Learning Structural Edits via Incremental Tree Transformations
This work addresses the need for more human-like, iterative editing processes in neural generative models for structured data, particularly in programming, but it is incremental as it builds on prior editing models by extending them to tree structures.
The paper tackles the problem of generating structured data by modeling incremental tree edits for iterative refinement, focusing on abstract syntax trees of computer programs, and shows that their editor with a novel edit encoder significantly improves accuracy over single-pass generation methods on source code edit datasets.

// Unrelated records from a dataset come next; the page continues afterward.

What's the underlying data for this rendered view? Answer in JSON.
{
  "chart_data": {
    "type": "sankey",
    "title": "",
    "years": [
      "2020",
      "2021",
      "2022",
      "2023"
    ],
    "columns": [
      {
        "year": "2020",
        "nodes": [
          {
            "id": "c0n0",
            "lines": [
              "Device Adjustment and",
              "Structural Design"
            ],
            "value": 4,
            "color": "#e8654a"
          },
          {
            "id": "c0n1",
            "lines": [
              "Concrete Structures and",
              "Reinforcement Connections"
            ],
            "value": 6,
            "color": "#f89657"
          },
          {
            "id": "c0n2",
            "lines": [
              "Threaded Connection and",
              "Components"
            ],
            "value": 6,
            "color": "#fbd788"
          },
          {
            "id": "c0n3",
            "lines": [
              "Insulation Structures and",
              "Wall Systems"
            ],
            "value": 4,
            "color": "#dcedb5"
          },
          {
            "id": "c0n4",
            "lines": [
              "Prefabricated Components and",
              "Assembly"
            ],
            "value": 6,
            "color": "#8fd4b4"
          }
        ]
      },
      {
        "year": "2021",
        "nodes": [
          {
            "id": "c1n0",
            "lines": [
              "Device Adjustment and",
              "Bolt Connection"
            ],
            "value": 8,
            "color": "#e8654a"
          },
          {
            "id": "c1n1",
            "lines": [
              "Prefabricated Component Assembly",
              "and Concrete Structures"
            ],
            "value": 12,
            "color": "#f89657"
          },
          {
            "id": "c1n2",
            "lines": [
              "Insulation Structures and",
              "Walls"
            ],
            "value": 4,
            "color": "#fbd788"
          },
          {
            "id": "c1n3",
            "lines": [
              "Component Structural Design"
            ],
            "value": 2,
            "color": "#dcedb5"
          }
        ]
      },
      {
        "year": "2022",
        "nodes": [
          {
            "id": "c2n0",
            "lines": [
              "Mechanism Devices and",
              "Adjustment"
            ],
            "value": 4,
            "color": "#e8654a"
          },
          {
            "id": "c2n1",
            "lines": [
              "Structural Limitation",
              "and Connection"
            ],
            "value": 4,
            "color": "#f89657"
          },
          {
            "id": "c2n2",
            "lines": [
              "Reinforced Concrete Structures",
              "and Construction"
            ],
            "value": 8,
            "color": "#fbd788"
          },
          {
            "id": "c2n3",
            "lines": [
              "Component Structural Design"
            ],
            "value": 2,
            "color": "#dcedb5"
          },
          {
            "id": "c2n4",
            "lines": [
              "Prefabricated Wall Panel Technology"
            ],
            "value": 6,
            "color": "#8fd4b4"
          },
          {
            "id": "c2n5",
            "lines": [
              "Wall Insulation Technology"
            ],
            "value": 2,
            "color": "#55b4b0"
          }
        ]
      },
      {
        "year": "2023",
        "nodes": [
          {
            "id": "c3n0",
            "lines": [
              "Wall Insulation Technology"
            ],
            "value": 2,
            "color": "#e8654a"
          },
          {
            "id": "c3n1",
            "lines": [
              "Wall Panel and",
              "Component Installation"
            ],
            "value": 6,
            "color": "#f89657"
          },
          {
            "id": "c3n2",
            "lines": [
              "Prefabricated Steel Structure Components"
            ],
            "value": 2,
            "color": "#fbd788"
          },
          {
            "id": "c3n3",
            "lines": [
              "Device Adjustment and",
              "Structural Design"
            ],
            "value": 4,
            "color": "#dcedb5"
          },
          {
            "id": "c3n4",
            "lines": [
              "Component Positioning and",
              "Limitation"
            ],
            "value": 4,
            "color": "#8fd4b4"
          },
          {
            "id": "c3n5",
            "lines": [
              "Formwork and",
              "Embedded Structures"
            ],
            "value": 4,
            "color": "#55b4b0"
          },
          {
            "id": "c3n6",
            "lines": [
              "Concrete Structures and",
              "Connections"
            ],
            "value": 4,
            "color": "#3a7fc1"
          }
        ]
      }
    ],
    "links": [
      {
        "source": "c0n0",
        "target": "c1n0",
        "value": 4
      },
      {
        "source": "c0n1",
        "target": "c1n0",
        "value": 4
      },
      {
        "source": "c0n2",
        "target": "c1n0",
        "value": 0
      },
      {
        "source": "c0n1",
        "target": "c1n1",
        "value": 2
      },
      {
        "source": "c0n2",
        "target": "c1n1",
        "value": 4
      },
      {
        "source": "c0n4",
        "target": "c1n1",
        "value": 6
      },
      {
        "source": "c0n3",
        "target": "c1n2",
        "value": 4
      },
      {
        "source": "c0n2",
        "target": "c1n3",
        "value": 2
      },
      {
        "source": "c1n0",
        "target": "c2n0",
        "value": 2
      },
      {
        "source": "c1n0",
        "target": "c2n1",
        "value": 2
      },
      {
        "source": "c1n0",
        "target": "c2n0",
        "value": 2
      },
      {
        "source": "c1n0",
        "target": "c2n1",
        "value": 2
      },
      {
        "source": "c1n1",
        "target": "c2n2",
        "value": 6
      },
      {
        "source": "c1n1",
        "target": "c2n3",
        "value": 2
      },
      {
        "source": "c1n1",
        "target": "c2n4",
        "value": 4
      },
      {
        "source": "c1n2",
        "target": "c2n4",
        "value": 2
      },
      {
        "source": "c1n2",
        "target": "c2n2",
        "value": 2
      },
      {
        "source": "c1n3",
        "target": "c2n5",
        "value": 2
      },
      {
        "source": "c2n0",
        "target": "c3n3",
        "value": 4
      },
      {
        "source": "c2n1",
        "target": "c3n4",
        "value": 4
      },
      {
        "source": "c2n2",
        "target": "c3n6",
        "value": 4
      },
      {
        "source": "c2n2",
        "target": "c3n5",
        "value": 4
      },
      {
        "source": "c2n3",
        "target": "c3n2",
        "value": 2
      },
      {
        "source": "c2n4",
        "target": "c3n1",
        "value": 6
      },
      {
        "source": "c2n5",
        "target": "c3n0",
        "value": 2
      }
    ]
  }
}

While most neural generative models generate outputs in a single pass, the human creative process is usually one of iterative building and refinement. Recent work has proposed models of editing processes, but these mostly focus on editing sequential data and/or only model a single editing pass. In this paper, we present a generic model for incremental editing of structured data (i.e., "structural edits"). Particularly, we focus on tree-structured data, taking abstract syntax trees of computer programs as our canonical example. Our editor learns to iteratively generate tree edits (e.g., deleting or adding a subtree) and applies them to the partially edited data, thereby the entire editing process can be formulated as consecutive, incremental tree transformations. To show the unique benefits of modeling tree edits directly, we further propose a novel edit encoder for learning to represent edits, as well as an imitation learning method that allows the editor to be more robust. We evaluate our proposed editor on two source code edit datasets, where results show that, with the proposed edit encoder, our editor significantly improves accuracy over previous approaches that generate the edited program directly in one pass. Finally, we demonstrate that training our editor to imitate experts and correct its mistakes dynamically can further improve its performance.